Gaz de schiste : la fuite … en avant

Publié le 27 avril 2011 par Delits

De nombreux intellectuels ont beau avoir rappelé les risques d’une « dictature de l’urgence » et d’une « accélération » sans fin de nos sociétés, le temps politique semble se réduire encore un peu plus à mesure que l’échéance de 2012 approche. Pourtant, on ne saurait tenir la réforme du quinquennat pour seule responsable de cette course effrénée qui tend à faire et défaire l’action politique comme pour mieux démontrer que les choses avancent… sans progresser.

L’exemple de la polémique sur le gaz de schiste est un cas d’école qui devrait peser lourd dans les mois à venir.

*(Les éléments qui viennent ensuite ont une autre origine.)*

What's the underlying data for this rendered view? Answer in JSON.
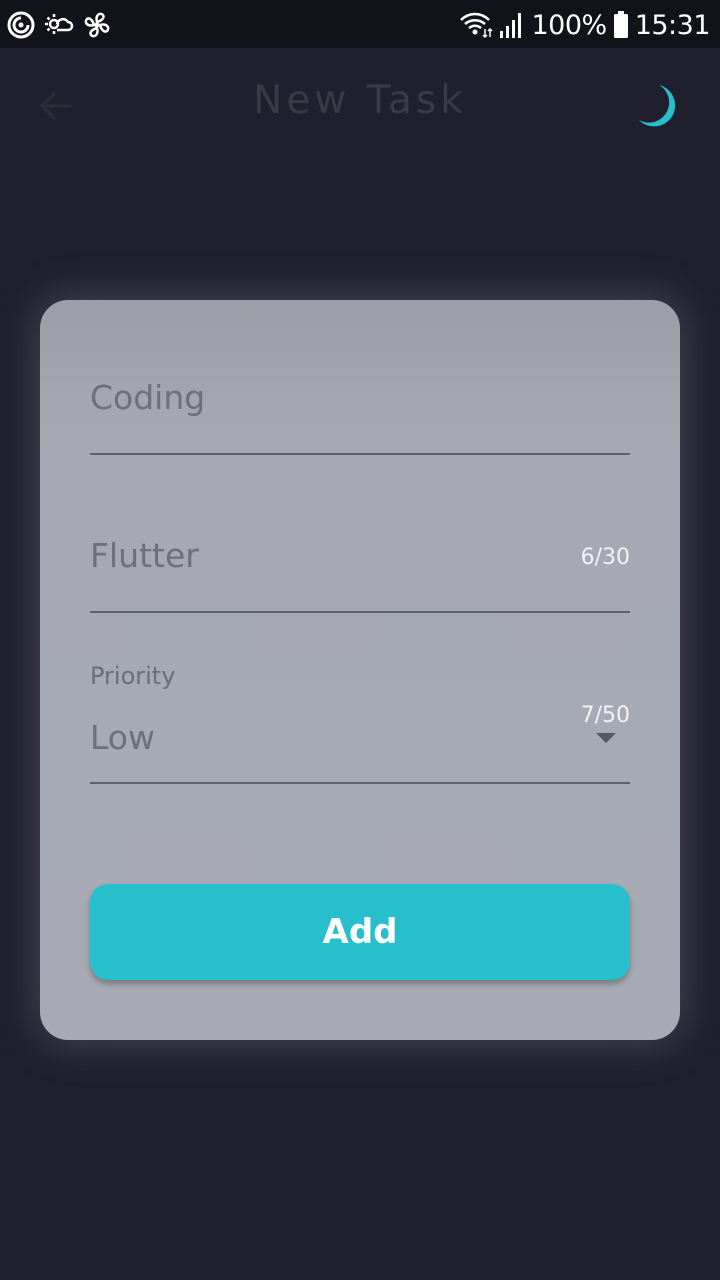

Le gaz de schiste est un gaz dit non-conventionnel que l’on trouve à des profondeurs de plus de 2500m. Présent de manière éparse dans la roche, sa récupération nécessite une fracturation de la roche (propulsion d’eau à haute pression, de sable et de produits chimiques) afin de récupérer le gaz. Cette technique, éprouvée aux Etats-Unis pour le gaz de schiste, a permis au pays de devenir non plus importateur mais exportateur de gaz, diminuant ainsi sa dépendance aux pétromonarchies et à la Russie notamment.

En France, l’ancien Ministère de l’Ecologie et du développement durable de Jean-Louis Borloo avait délivré au mois de mars 2010 trois permis de forage dans le sud de la France, un territoire réputé riche en gaz de schiste. Des permis octroyés par l’Etat Français car le sous-sol français est une propriété étatique.

Le lancement des opérations dans les départements de l’Aveyron ou de l’Ardèche (mais aussi en Ile-de-France pour l’huile de schiste) ont cependant très rapidement suscité la crainte des élus locaux, des écologistes et autres défenseurs de l’environnement emmenés par le député européen et trublion, José Bové. 

  

Précipitation n’est pas raison

Face aux nombreuses manifestations et à l’opposition grandissante, le Premier ministre décida d’un moratoire (février 2011) alors que les Ministres de l’Ecologie (Nathalie Kosciusko-Morizet) et de l’Industrie (Eric Besson) ont sollicité le CGIET (Conseil général de l’industrie de l’énergie et des technologies) et le CGEDD (Conseil général de l’environnement et du développement durable) afin de disposer d’un état des lieux précis de cette ressource, des techniques existantes pour l’extraire ainsi que des possibles impacts environnementaux. C’était le temps de l’information et de la pédagogie.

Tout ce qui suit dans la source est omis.